Au vu des premiers éléments rendus publics, les travaillistes veulent insister sur leur recentrage sur les questions économiques et se démarquer du programme très à gauche qui avait conduit à une défaite historique en 2019 sous Jeremy Corbyn.
- Energies vertes -
"Le Labour a changé et porte un projet de croissance. Nous sommes favorables aux entreprises et aux travailleurs", a insisté Keir Starmer dans un communiqué diffusé en amont.
Ce programme ne contiendra ni "surprises fiscales", ni impôt sur la fortune, a-t-il encore voulu rassurer mercredi soir lors d'une interview sur la chaîne Sky news.
Après s'être attelé à rassurer les milieux d'affaires en promettant de ne pas augmenter les impôts et de gérer prudemment les dépenses publiques, le parti veut ainsi insister sur le retour de la "stabilité économique".
Les dernières années de pouvoir conservateur ont en effet été marquées par une grande instabilité politique et économique: Brexit, valse incessante des ministres, mini-budget non financé de l'ex-Première ministre Liz Truss qui a tourné à la quasi crise financière ou encore la flambée d'inflation qui a plombé ménages et entreprises.
Le Labour veut créer un fonds dédié aux investissements dans les industries du futur, une société chargée de financer la transition vers les énergies vertes et faciliter la construction d'infrastructures.
Le programme doit également inclure les promesses déjà formulées de débloquer des dizaines de milliers de rendez-vous dans le service public de santé (NHS), institution chérie des Britanniques mais à bout de souffle, et ainsi résorber d'interminables files d'attente.
Le Labour a déjà dit vouloir embaucher 6.500 professeurs et rétablir la TVA pour les écoles privées.
Sur l'immigration, il veut abandonner le controversé projet du gouvernement conservateur d'envoyer des demandeurs d'asile vers le Rwanda mais veut, comme la majorité actuelle, réduire le nombre d'arrivées au Royaume-Uni.
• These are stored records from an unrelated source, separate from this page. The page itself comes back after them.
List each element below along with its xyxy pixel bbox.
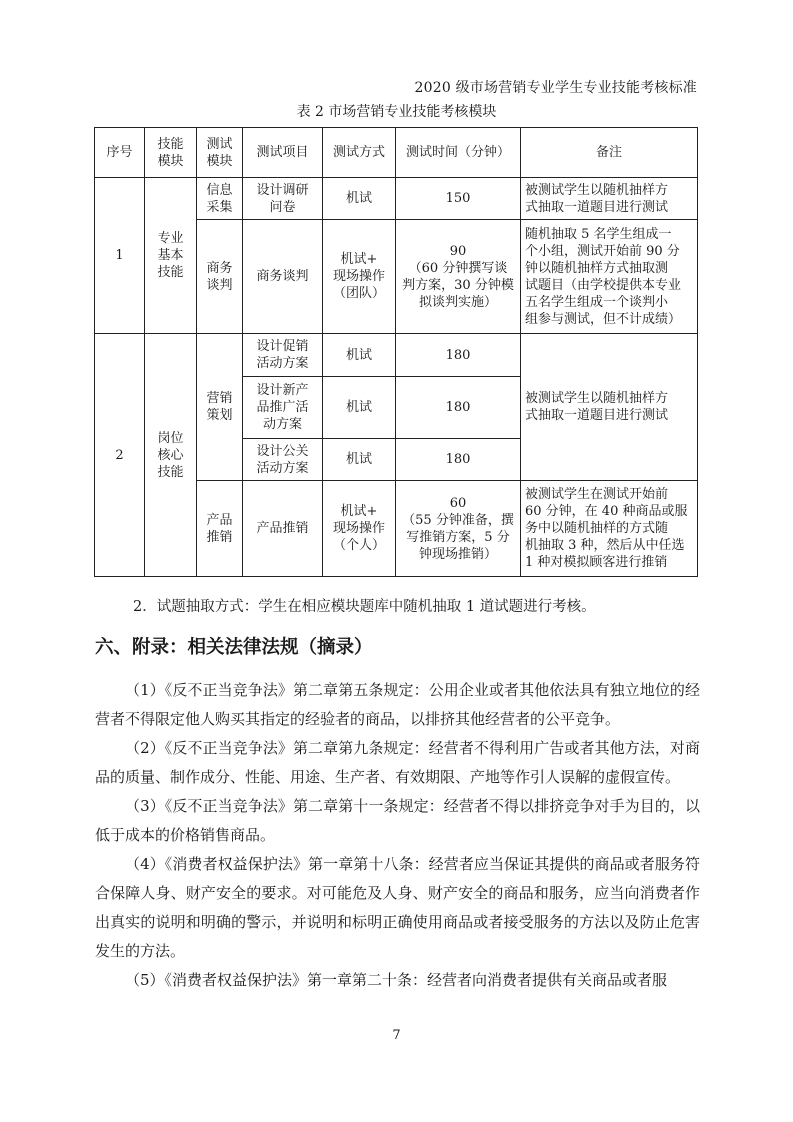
test-module: 产品 推销 bbox=[197, 481, 243, 577]
column-header: 技能 模块 bbox=[145, 128, 197, 178]
test-method: 机试 bbox=[323, 439, 396, 481]
test-method: 机试 bbox=[323, 334, 396, 377]
table-caption: 表 2 市场营销专业技能考核模块 bbox=[296, 104, 497, 120]
law-paragraph: （5）《消费者权益保护法》第一章第二十条：经营者向消费者提供有关商品或者服 bbox=[125, 971, 668, 989]
test-module: 信息 采集 bbox=[197, 178, 243, 220]
law-excerpts bbox=[95, 676, 700, 995]
column-header: 测试 模块 bbox=[197, 128, 243, 178]
test-time: 60 （55 分钟准备，撰 写推销方案，5 分 钟现场推销） bbox=[396, 481, 521, 577]
test-time: 150 bbox=[396, 178, 521, 220]
test-method: 机试 bbox=[323, 178, 396, 220]
test-method: 机试+ 现场操作 （团队） bbox=[323, 220, 396, 334]
law-paragraph: （1）《反不正当竞争法》第二章第五条规定：公用企业或者其他依法具有独立地位的经营者不得限定他人购买其指定的经验者的商品，以排挤其他经营者的公平竞争。 bbox=[95, 681, 700, 728]
test-item: 商务谈判 bbox=[243, 220, 323, 334]
test-module: 营销 策划 bbox=[197, 334, 243, 481]
test-method: 机试 bbox=[323, 377, 396, 439]
law-paragraph: （4）《消费者权益保护法》第一章第十八条：经营者应当保证其提供的商品或者服务符合保障人身、财产安全的要求。对可能危及人身、财产安全的商品和服务，应当向消费者作出真实的说明和明确的警示，并说明和标明正确使用商品或者接受服务的方法以及防止危害发生的方法。 bbox=[95, 855, 700, 960]
skills-assessment-table bbox=[94, 127, 698, 577]
table-row bbox=[95, 178, 698, 220]
test-note: 被测试学生在测试开始前 60 分钟，在 40 种商品或服 务中以随机抽样的方式随 机抽取 3 种，然后从中任选 1 种对模拟顾客进行推销 bbox=[521, 481, 698, 577]
law-paragraph: （2）《反不正当竞争法》第二章第九条规定：经营者不得利用广告或者其他方法，对商品的质量、制作成分、性能、用途、生产者、有效期限、产地等作引人误解的虚假宣传。 bbox=[95, 739, 700, 786]
table-row bbox=[95, 334, 698, 377]
test-item: 设计促销 活动方案 bbox=[243, 334, 323, 377]
skill-module: 专业 基本 技能 bbox=[145, 178, 197, 334]
test-module: 商务 谈判 bbox=[197, 220, 243, 334]
column-header: 测试方式 bbox=[323, 128, 396, 178]
test-time: 90 （60 分钟撰写谈 判方案，30 分钟模 拟谈判实施） bbox=[396, 220, 521, 334]
column-header: 测试时间（分钟） bbox=[396, 128, 521, 178]
test-time: 180 bbox=[396, 377, 521, 439]
extraction-method-note: 2．试题抽取方式：学生在相应模块题库中随机抽取 1 道试题进行考核。 bbox=[133, 599, 596, 615]
law-paragraph: （3）《反不正当竞争法》第二章第十一条规定：经营者不得以排挤竞争对手为目的，以低于成本的价格销售商品。 bbox=[95, 797, 700, 844]
test-note: 随机抽取 5 名学生组成一 个小组，测试开始前 90 分 钟以随机抽样方式抽取测 试题目（由学校提供本专业 五名学生组成一个谈判小 组参与测试，但不计成绩） bbox=[521, 220, 698, 334]
test-time: 180 bbox=[396, 439, 521, 481]
column-header: 测试项目 bbox=[243, 128, 323, 178]
test-time: 180 bbox=[396, 334, 521, 377]
test-item: 设计调研 问卷 bbox=[243, 178, 323, 220]
test-item: 设计公关 活动方案 bbox=[243, 439, 323, 481]
page-number: 7 bbox=[392, 1028, 401, 1043]
row-number: 2 bbox=[95, 334, 145, 577]
column-header: 备注 bbox=[521, 128, 698, 178]
test-note: 被测试学生以随机抽样方 式抽取一道题目进行测试 bbox=[521, 178, 698, 220]
section-heading: 六、附录：相关法律法规（摘录） bbox=[95, 637, 373, 658]
test-method: 机试+ 现场操作 （个人） bbox=[323, 481, 396, 577]
test-item: 设计新产 品推广活 动方案 bbox=[243, 377, 323, 439]
column-header: 序号 bbox=[95, 128, 145, 178]
row-number: 1 bbox=[95, 178, 145, 334]
test-note: 被测试学生以随机抽样方 式抽取一道题目进行测试 bbox=[521, 334, 698, 481]
table-header-row bbox=[95, 128, 698, 178]
skill-module: 岗位 核心 技能 bbox=[145, 334, 197, 577]
test-item: 产品推销 bbox=[243, 481, 323, 577]
running-header: 2020 级市场营销专业学生专业技能考核标准 bbox=[414, 80, 697, 96]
Le parti compte réaffirmer le soutien britannique à l'Ukraine face à la Russie et vise une reconnaissance de l'Etat palestinien dans le cadre d'un processus de paix.
- Baisses d'impôt -
Alors qu'en France l'extrême droite aborde les législatives en position de force et qu'un retour de Donald Trump à la Maison Blanche est sérieusement envisagé aux Etats-Unis, le Labour est en position de force au Royaume-Uni et Keir Starmer, un ancien avocat de 61 ans, semble plus que jamais aux portes du 10, Downing Street.
Après avoir créé la surprise en convoquant des élections en juillet et non à l'automne, Rishi Sunak, riche ancien banquier de 44 ans, n'a jamais réussi à remonter son retard dans les sondages.
Pire, il a provoqué la consternation en écourtant sa présence aux commémorations du 80e anniversaire du Débarquement en Normandie pour répondre à une interview télévisée.
Mardi, la publication de son programme comprenant des milliards de baisses d'impôts a été accueillie sans enthousiasme.
Et à droite, il voit le parti anti-immigration Reform UK du médiatique Nigel Farage progresser.
La déroute est telle que la campagne des Tories insiste désormais sur le risque d'un raz-de-marée travailliste laissant Keir Starmer sans contre-pouvoir. Un signe que la défaite est considérée comme acquise? "Absolument pas", a répliqué Rishi Sunak mercredi.